What does and antipasto salad consist of?

An antipasto salad consists of different cured meats, cheese, and vegetables such as:

  • roasted red peppers
  • artichokes
  • fresh mozzarella
  • tomatoes
  • lettuce
  • variety of olives

Basically, you pair the cured meat and cheese selections with the fresh vegetables and arrange them on top of the bed of lettuce or arugula.  I tend to enjoy the lettuce more, and the flavors that are traditionally brought together in an antipasto are strong on their own, and a stronger green is not needed. It’s almost like a charcuterie on lettuce – but not quite.

What is the difference between antipasto and antipasta?

They both refer to the same salad, however antipasto is the plural form of the word.  Traditionally, and antipasto salad is consumed prior to the pasta course during an Italian meal.

How to make an antipasto platter:

When I make an antipasto salad or platter I have a system that I use to make sure the platter is beautiful when it’s place on the table.  

  1. Start with the lettuce.  Place either torn or wedged lettuce on the bottom of your platter.
  2. In sections, add your cured meats, cheese, and pickled or marinated veggies.  When I make an antipasto I lay it out in triangles – so the lettuce on the bottom and the different elements in triangle shapes – kind of like a pizza pie! You can cut up your ingredients, or roll them like I do.  I enjoy it either way!
  3. Top with your favorite Italian dressing!

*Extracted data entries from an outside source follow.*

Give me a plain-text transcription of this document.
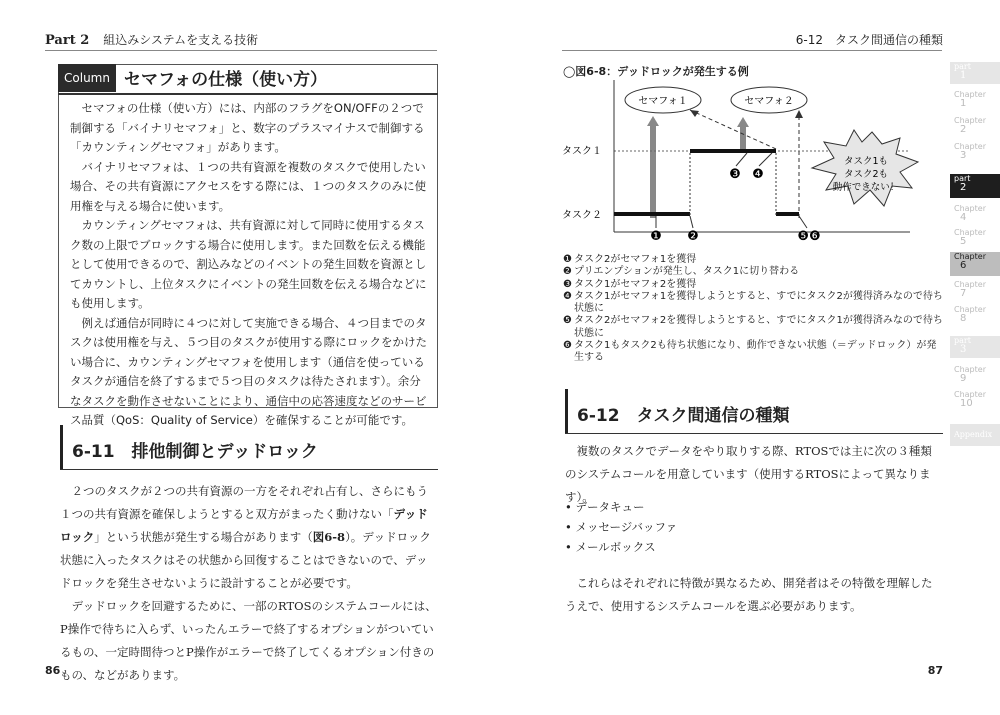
Part 2 組込みシステムを支える技術	6-12　タスク間通信の種類
Column セマフォの仕様（使い方）

セマフォの仕様（使い方）には、内部のフラグをON/OFFの２つで制御する「バイナリセマフォ」と、数字のプラスマイナスで制御する「カウンティングセマフォ」があります。

バイナリセマフォは、１つの共有資源を複数のタスクで使用したい場合、その共有資源にアクセスをする際には、１つのタスクのみに使用権を与える場合に使います。

カウンティングセマフォは、共有資源に対して同時に使用するタスク数の上限でブロックする場合に使用します。また回数を伝える機能として使用できるので、割込みなどのイベントの発生回数を資源としてカウントし、上位タスクにイベントの発生回数を伝える場合などにも使用します。

例えば通信が同時に４つに対して実施できる場合、４つ目までのタスクは使用権を与え、５つ目のタスクが使用する際にロックをかけたい場合に、カウンティングセマフォを使用します（通信を使っているタスクが通信を終了するまで５つ目のタスクは待たされます）。余分なタスクを動作させないことにより、通信中の応答速度などのサービス品質（QoS：Quality of Service）を確保することが可能です。

6-11　排他制御とデッドロック

２つのタスクが２つの共有資源の一方をそれぞれ占有し、さらにもう１つの共有資源を確保しようとすると双方がまったく動けない「デッドロック」という状態が発生する場合があります（図6-8）。デッドロック状態に入ったタスクはその状態から回復することはできないので、デッドロックを発生させないように設計することが必要です。

デッドロックを回避するために、一部のRTOSのシステムコールには、P操作で待ちに入らず、いったんエラーで終了するオプションがついているもの、一定時間待つとP操作がエラーで終了してくるオプション付きのもの、などがあります。

◯図6-8：デッドロックが発生する例
セマフォ１	セマフォ２
タスク１
タスク２
❶ ❷
❸ ❹
❺❻
タスク1も
タスク2も
動作できない！
❶ タスク2がセマフォ1を獲得
❷ プリエンプションが発生し、タスク1に切り替わる
❸ タスク1がセマフォ2を獲得
❹ タスク1がセマフォ1を獲得しようとすると、すでにタスク2が獲得済みなので待ち状態に
❺ タスク2がセマフォ2を獲得しようとすると、すでにタスク1が獲得済みなので待ち状態に
❻ タスク1もタスク2も待ち状態になり、動作できない状態（＝デッドロック）が発生する
6-12　タスク間通信の種類

複数のタスクでデータをやり取りする際、RTOSでは主に次の３種類のシステムコールを用意しています（使用するRTOSによって異なります）。

• データキュー
• メッセージバッファ
• メールボックス

これらはそれぞれに特徴が異なるため、開発者はその特徴を理解したうえで、使用するシステムコールを選ぶ必要があります。

86	87
part
1
Chapter
1
Chapter
2
Chapter
3
part
2
Chapter
4
Chapter
5
Chapter
6
Chapter
7
Chapter
8
part
3
Chapter
9
Chapter
10
Appendix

What is served with an antipasto salad?

Typically an antipasto is served prior to or alongside an Italian dish, however; it can also be served alone as a dinner salad.  Below are some suggestions for what to serve with an antipasto platter:

Make ahead antipasto platter:

Antipasto shouldn’t be made too far in advance.  You can, however; put it together about an hour prior to dinner or when guests will arrive.  Arranging it sooner may cause the lettuce to wilt or get soggy, which isn’t something you want.  

Antipasto recipe:

  • 1/4 pound each of prosciutto, genoa salami, soppressata, and a regular non-sweetened ham
  • 1/4 pound fresh mozzarella
  • 1 pint halved cherry tomatoes (preferably in different colors)
  • handful of fresh basil
  • 1 head of iceberg lettuce
  • 1/2 cup olives
  • 1/2 cup roasted red peppers

Inexpensive antipasto add-ons:

  • Artichokes
  • Stuffed mini peppers (found in the condiment/olive section of your local grocery store)
  • Marinated mozzarella balls
  • Kalamata olives
  • Marinated mushrooms
  • Marinated red peppers
  • Cubed, toasted focaccia bread
  • Anchovies

Get creative with your antipasto! It’s a beautiful dish to share family style, and the perfect course to serve before or with your main meal!